Cohesion Policy is both, the most important and most comprehensive financial instrument of the Union to support investments in the real economy. And Cohesion Policy works: the creation of 1.4 million new jobs in the period 2000-2006 and a significant contribution to the increase in GDP present clear evidence. The current funding period 2007-2013 provides 105 billion Euro, one third of total budget, for investments in sustainable growth (double to the previous period) and 86 billion Euro, a quarter of total budget, for investment in innovation and research & development (triple to the previous period). The European funds set long-term and active growth and employment effects in times of austerity plans and restructuring public finances.
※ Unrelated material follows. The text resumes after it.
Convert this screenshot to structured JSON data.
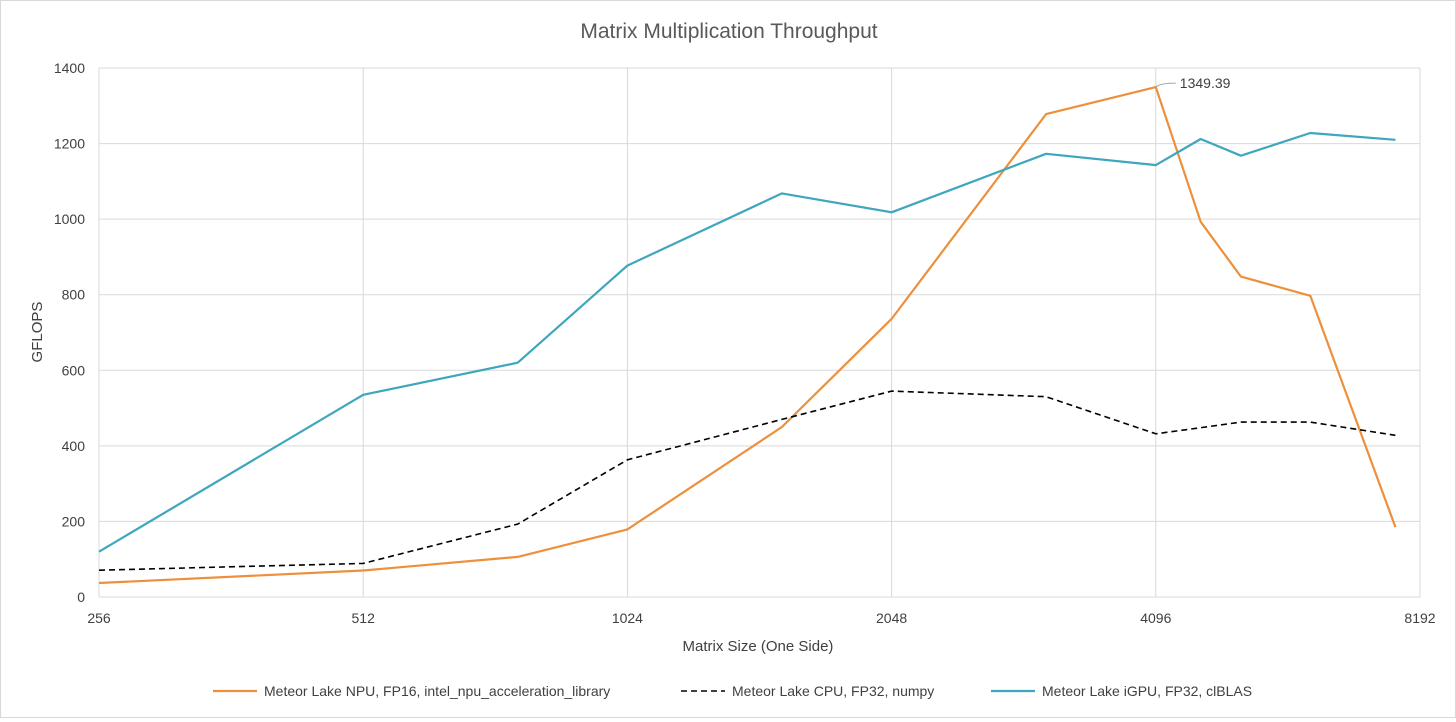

Europe is responding to the current economic crisis, and Cohesion Policy plays a very important role in finding ways to recovery. Our instruments are flexible and have adapted to changing needs and harsher financial conditions. We have adapted and accelerated existing programmes in EU countries that face specific economic difficulties, and launched regional policy initiatives in Italy (Action Plan), Portugal (Support Group) and Greece (Priority Projects). In 2009, 11 billion euro were released to programmes as additional advance payments, and during 2011, 32 billion euro in Cohesion funding were transferred from the EU budget to Member States and regions. Emergency action will be coupled with long-term policy changes, and in particular pro-active measures to stimulate growth and make it possible for businesses to create employment.
As Commissioner for Regional Policy, I am very pleased with the Cohesion Policy proposals for the next funding period 2014-2020. With the aim to strengthen the investment arm of the EU, we propose a new approach for better performance and delivery of cohesion policy. The economic crisis and current budgetary constraints have made it clear that cohesion policy must become even more selective and targeted. We need to focus on results through concentrating on priority themes, and through a system of conditionality and incentives.
We give the necessary responsibilities to the regions and Member States, so they can adapt the programs to their specific needs. Special funding is foreseen in cities, remote areas and for cross-border projects. Better monitoring systems, clear indicators and partnership agreements shall ensure good implementation. We also aim to simplify access to funding by bringing all five funds – cohesion, regional development, social, rural development and maritime and fisheries funds - under the umbrella of a single regulation; by extending the use of simplified costs, by laying down common eligibility rules; by introducing the notion of annual rolling closure; and by generally reducing the bureaucratic burden on applicants. Future programmes can be multi-funded and are therefore truly integrated; at the same time we also proposed clearer rules for the use of financial engineering instruments.
The debate about Cohesion Policy is at its peak in the Council and very soon in the European Parliament – we are at the heart of discussions which will have a great impact on our well-being in Europe. Cohesion Policy provides a secure and stable context for public investment in harsh times. If we recognise that Cohesion Policy is one of the keys that can unlock our economic transformation, we must strive to make every effort to increase its effectiveness now.